- Film poster
- Directed by: Kurt Neumann
- Written by: Robert Hardy Andrews Karl Kamb
- Based on: a story by Robert Hardy Andrews
- Produced by: Paul Short
- Starring: Audie Murphy Gale Storm
- Cinematography: Charles Van Enger
- Edited by: Frank Gross
- Production company: Universal Pictures
- Distributed by: Universal-International Pictures
- Release dates: February 10, 1950 (Toronto); March 24, 1950 (Los Angeles); June 1, 1950;
- Running time: 78 minutes
- Country: United States
- Language: English

= The Kid from Texas =

1950 film by Kurt Neumann

The Kid from Texas is a 1950 American film starring Audie Murphy in his first Technicolor Western. It was directed by Kurt Neumann and features Gale Storm and Albert Dekker.

==Plot==
In Lincoln County, New Mexico Territory in 1879, a group of men who work for Major Harper, led by gunslinger Minniger, attempt to arrest rancher Alexander Kain and his English partner Jameson. They are stopped by William Bonney, also known as Billy the Kid, who shoots and injures them.

Jameson offers Billy a job as a ranch hand. A drunken group of Harper's men attack the ranch and kill Jameson. Billy embarks on a killing rampage, encouraged by the manipulative Kain, who publicly decries Billy's efforts. Governor Lew Wallace offers Billy a pardon, which he declines. Pat Garrett is sent to catch Billy.

==Cast==
- Audie Murphy as Billy the Kid
- Gale Storm as Irene Kain
- Albert Dekker as Alexander Kain
- Shepperd Strudwick as Jameson
- Will Geer as O'Fallon
- William Talman as Minniger
- Martin Garralaga as Morales
- Robert H. Barrat as General Lew Wallace
- Walter Sande as Crowe
- Frank Wilcox as Pat Garrett
- Dennis Hoey as Major Harper
- Ray Teal as Sheriff Rand
- Don Haggerty as Morgan
- Paul Ford as Sheriff Copeland
- John Phillips as Sid Curtis
- Harold Goodwin as Matt Curtis
- Zon Murray as Lucas
- Tom Trout as Denby
- Rosa Turich as Maria
- Dorita Pallais as Lupita
- Pilar Del Rey as Marguarita

==Production==
The film fictionalizes the true events of the Lincoln County War but follows the basic facts. Jameson (Shepperd Strudwick) is based on John Tunstall and Alexander Kain (Albert Dekker) on Alexander McSween.

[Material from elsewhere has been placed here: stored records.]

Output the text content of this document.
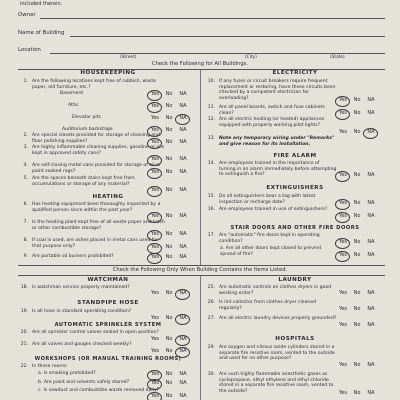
included therein.
Owner
Name of Building
Location
(Street)	(City)	(State)
Check the Following for All Buildings.
HOUSEKEEPING
1. Are the following locations kept free of rubbish, waste paper, old furniture, etc.?
Basement	Yes No NA
Attic	Yes No NA
Elevator pits	Yes No NA
Auditorium backstage	Yes No NA
2. Are special closets provided for storage of cleaning and floor polishing supplies?	Yes No NA
3. Are highly inflammable cleaning supplies, gasoline or oils kept in approved safety cans?
Yes No NA
4. Are self-closing metal cans provided for storage of oil or paint soaked rags?	Yes No NA
5. Are the spaces beneath stairs kept free from accumulations or storage of any material?
Yes No NA
HEATING
6. Has heating equipment been thoroughly inspected by a qualified person since within the past year?
Yes No NA
7. Is the heating plant kept free of all waste paper and trash or other combustible storage?
Yes No NA
8. If coal is used, are ashes placed in metal cans used for that purpose only?	Yes No NA
9. Are portable oil burners prohibited?	Yes No NA
ELECTRICITY
10. If any fuses or circuit breakers require frequent replacement or restoring, have these circuits been checked by a competent electrician for overloading?	Yes No NA
11. Are all panel boards, switch and fuse cabinets clean?	Yes No NA
12. Are all electric heating (or heated) appliances equipped with properly working pilot lights?
Yes No NA
13. Note any temporary wiring under "Remarks" and give reason for its installation.
FIRE ALARM
14. Are employees trained in the importance of turning in an alarm immediately before attempting to extinguish a fire?	Yes No NA
EXTINGUISHERS
15. Do all extinguishers bear a tag with latest inspection or recharge date?	Yes No NA
16. Are employees trained in use of extinguishers?
Yes No NA
STAIR DOORS AND OTHER FIRE DOORS
17. Are "automatic" fire doors kept in operating condition?	Yes No NA
a. Are all other doors kept closed to prevent spread of fire?	Yes No NA
Check the Following Only When Building Contains the Items Listed.
WATCHMAN
18. Is watchman service properly maintained?
Yes No NA
STANDPIPE HOSE
19. Is all hose in standard operating condition?
Yes No NA
AUTOMATIC SPRINKLER SYSTEM
20. Are all sprinkler control valves sealed in open position?
Yes No NA
21. Are all valves and gauges checked weekly?
Yes No NA
WORKSHOPS (OR MANUAL TRAINING ROOMS)
22. In these rooms:
a. Is smoking prohibited?	Yes No NA
b. Are paint and solvents safely stored?	Yes No NA
c. Is sawdust and combustible waste removed daily?
Yes No NA
LAUNDRY
25. Are automatic controls on clothes dryers in good working order?	Yes No NA
26. Is lint collector from clothes dryer cleaned regularly?	Yes No NA
27. Are all electric laundry devices properly grounded?
Yes No NA
HOSPITALS
29. Are oxygen and nitrous oxide cylinders stored in a separate fire resistive room, vented to the outside and used for no other purpose?
Yes No NA
30. Are such highly flammable anesthetic gases as cyclopropane, ethyl ethylene and ethyl chloride stored in a separate fire resistive room, vented to the outside?	Yes No NA
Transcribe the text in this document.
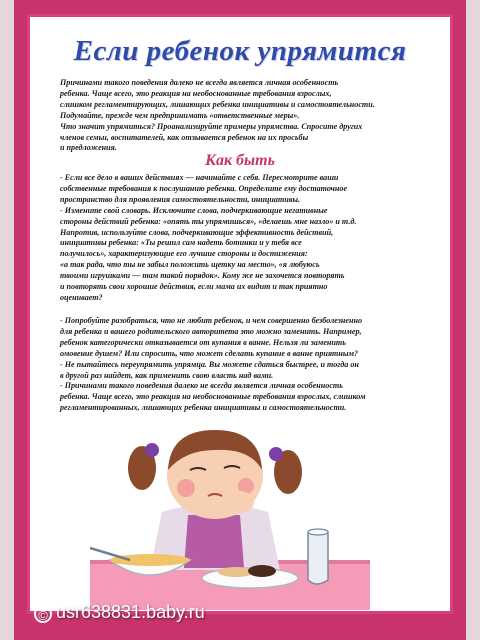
Если ребенок упрямится

Причинами такого поведения далеко не всегда является личная особенность

ребенка. Чаще всего, это реакция на необоснованные требования взрослых,

слишком регламентирующих, лишающих ребенка инициативы и самостоятельности.

Подумайте, прежде чем предпринимать «ответственные меры».

Что значит упрямиться? Проанализируйте примеры упрямства. Спросите других

членов семьи, воспитателей, как отзывается ребенок на их просьбы

и предложения.

Как быть

- Если все дело в ваших действиях — начинайте с себя. Пересмотрите ваши

собственные требования к послушанию ребенка. Определите ему достаточное

пространство для проявления самостоятельности, инициативы.

- Измените свой словарь. Исключите слова, подчеркивающие негативные

стороны действий ребенка: «опять ты упрямишься», «делаешь мне назло» и т.д.

Напротив, используйте слова, подчеркивающие эффективность действий,

инициативы ребенка: «Ты решил сам надеть ботинки и у тебя все

получилось», характеризующие его лучшие стороны и достижения:

«а так рада, что ты не забыл положить щетку на место», «я любуюсь

твоими игрушками — там такой порядок». Кому же не захочется повторять

и повторять свои хорошие действия, если мама их видит и так приятно

оценивает?

- Попробуйте разобраться, что не любит ребенок, и чем совершенно безболезненно

для ребенка и вашего родительского авторитета это можно заменить. Например,

ребенок категорически отказывается от купания в ванне. Нельзя ли заменить

омовение душем? Или спросить, что может сделать купание в ванне приятным?

- Не пытайтесь переупрямить упрямца. Вы можете сдаться быстрее, и тогда он

в другой раз найдет, как применить свою власть над вами.

- Причинами такого поведения далеко не всегда является личная особенность

ребенка. Чаще всего, это реакция на необоснованные требования взрослых, слишком

регламентированных, лишающих ребенка инициативы и самостоятельности.

© usr638831.baby.ru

Audie Murphy was cast after his performance as a juvenile delinquent in Bad Boy. J. Edgar Hoover offered to narrate the film, but Parley Baer was selected as the narrator.

== Reception ==
In a contemporary review for The New York Times, critic A. H. Weiler wrote: "[T]he redoubtable Billy picked mighty nice country in which to operate even if those operations were not especially exciting. ... But despite an occasional bit of gunplay and the facts as supplied by the commentary, 'The Kid From Texas' doesn't give special stature to a noted saga. Anyway, that saga isn't dead."